What I don't understand is what "driving an input pin low" really means. I don't understand electronically what's happening.

Is is like in this image, but with the "switch" being toggled on and off internally by the MCU?

Is it as simple as removing the resistors from my circuit, changing all my test connections to INPUT_PULLUP and swapping "high" and "low" in my "if" statements? I have determined that the internal pullups on my Arduino are 36K, by setting an input high and sending it to ground via my multimeter. Why is such a large range of 20-50K given on the datasheet?

Thank you for any help with understanding this. I'm trying to lay it out in LTspice just to visualise it, but I thought it best to ask before I just confuse myself.

Chris

No, in that diagram the switch is an external button being pushed by the user. In your case it's the cable.

The 'resistors' inside the AVR chip are extremely poor tolerance. It turns out that it's actually difficult to make resistors directly on silicon. The chipmaking process is optimised to make tiny transistors and not much else. So the pullup resistor isn't actually a resistor - it's a MOSFET driven partly on. That also has its own inaccuracies so the effective resistance is very wide tolerance.

I would go with your original scheme as then you control the resistors directly. That other scheme is more like single-ended testing looking for dead shorts on the cable.

A simple solution: use analog inputs to determine the voltage at the "passive" end of the cable. Then you can add voltage dividers to the inputs, which provide a known voltage unless overridden by a signal from the "active" end of the cable (digital outputs). In perfect cable state the input voltages should follow the related output voltage (0/5V). A broken wire will show the value of the voltage divider (e.g. 2.5V), and shorts will show a dependency on other than the related output pin.

Current limiting resistors at the outputs will protect the outputs in case of shorts. These resistors become part of the voltage dividers, so that the measured voltage may not fully reach the 0/5V of the output pins. This deviation can be reduced by high resistor values for the voltage dividers, e.g. 2*100k for the divider, and 100 Ohm for current limiting.

Thank you. That's interesting to know about the internal pullups, was it a coincidence that mine was right on a standard resistor value?

I'm quite happy to keep the current scheme with the pulldown to suppress floating voltages, but the 5.1K is basically a guess, along with being a practical value for current draw. I don't know how much safety margin I'm giving myself. This will likely be inside a Hammond 1590B aluminium enclosure, but could have tens of metres of cable outside. There is a shield conductor, but that's one of the ones I'm testing...

Would the voltage divider be functioning as a "divided pullup" with the test signal be connected to the centre point of this? If I chose the values of the divider to put the divided voltage below the 3V needed for "high" I could probably do it with a digital pin and slightly simpler code.
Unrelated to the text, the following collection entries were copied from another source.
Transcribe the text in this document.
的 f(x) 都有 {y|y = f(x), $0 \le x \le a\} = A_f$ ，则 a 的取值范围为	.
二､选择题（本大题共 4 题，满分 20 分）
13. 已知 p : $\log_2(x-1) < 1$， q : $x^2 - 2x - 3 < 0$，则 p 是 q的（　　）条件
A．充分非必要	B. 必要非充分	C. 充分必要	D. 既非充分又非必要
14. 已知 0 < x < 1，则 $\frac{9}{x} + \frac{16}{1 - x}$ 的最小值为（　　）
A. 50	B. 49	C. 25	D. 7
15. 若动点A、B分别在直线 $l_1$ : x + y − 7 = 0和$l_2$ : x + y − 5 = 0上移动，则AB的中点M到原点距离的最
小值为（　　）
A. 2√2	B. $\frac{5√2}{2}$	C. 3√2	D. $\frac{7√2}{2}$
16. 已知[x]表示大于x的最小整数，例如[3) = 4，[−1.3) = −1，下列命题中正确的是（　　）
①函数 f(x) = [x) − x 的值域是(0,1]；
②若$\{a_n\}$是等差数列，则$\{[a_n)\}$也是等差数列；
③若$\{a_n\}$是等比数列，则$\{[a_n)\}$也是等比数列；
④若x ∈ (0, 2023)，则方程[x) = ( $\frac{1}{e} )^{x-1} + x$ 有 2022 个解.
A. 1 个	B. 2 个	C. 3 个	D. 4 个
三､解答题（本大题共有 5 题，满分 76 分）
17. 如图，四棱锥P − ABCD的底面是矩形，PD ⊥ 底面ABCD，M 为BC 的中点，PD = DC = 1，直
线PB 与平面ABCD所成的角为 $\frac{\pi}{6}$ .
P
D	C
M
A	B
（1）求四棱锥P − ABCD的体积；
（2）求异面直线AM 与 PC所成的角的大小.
What I don't understand is why this is better than just using a pulldown without the extra pullup to create the divider. Will a divided voltage be more stable at say 2V than one that is simply pulled down to 0V? Ultimately, the goal is to maintain separation from 3V when no test signal is connected.
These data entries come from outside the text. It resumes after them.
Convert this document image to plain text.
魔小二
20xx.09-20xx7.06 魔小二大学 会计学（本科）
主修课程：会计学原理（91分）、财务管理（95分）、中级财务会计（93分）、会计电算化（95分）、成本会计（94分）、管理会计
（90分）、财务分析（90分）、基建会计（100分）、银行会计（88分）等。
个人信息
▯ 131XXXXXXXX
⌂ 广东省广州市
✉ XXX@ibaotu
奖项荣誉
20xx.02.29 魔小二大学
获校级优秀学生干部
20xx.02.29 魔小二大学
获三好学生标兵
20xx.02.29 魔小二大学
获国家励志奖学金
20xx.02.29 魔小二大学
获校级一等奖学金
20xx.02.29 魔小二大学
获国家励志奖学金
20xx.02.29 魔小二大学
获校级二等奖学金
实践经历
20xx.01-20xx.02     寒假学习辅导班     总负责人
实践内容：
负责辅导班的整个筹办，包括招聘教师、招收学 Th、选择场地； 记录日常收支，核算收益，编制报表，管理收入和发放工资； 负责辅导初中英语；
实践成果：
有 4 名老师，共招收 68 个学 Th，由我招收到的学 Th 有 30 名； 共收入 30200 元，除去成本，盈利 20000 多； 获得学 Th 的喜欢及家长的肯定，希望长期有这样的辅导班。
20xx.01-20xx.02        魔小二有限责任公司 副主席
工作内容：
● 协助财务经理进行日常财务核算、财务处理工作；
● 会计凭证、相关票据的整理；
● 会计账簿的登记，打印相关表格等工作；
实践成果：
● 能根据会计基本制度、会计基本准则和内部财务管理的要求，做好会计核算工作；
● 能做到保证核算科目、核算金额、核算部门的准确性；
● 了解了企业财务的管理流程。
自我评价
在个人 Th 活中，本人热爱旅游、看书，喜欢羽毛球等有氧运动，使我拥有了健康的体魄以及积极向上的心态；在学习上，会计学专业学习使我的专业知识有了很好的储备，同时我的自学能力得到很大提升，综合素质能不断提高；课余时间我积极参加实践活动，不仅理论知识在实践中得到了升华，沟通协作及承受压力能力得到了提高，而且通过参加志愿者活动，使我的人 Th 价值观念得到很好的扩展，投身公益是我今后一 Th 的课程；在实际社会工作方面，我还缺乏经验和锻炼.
I need to carefully think through the various combinations of resistors that would be created for each fault condition and calculate what would end up at which pin. At least I only have to ensure that the cable will fail at least one of the nine tests when it has any fault, so there's quite a bit of tolerance for missing a problem in one spot provided it causes one elsewhere.

Chris

Okay, a digital input has only two states. With the pullup resistors enabled at the inputs, the default state (broken or not driven or driven high) is high. If then a single line is driven low, the corresponding input should read low, else the line is broken. Also no other line should become low, else a short is detected. This test has to be repeated with every line, with all other outputs disabled or high.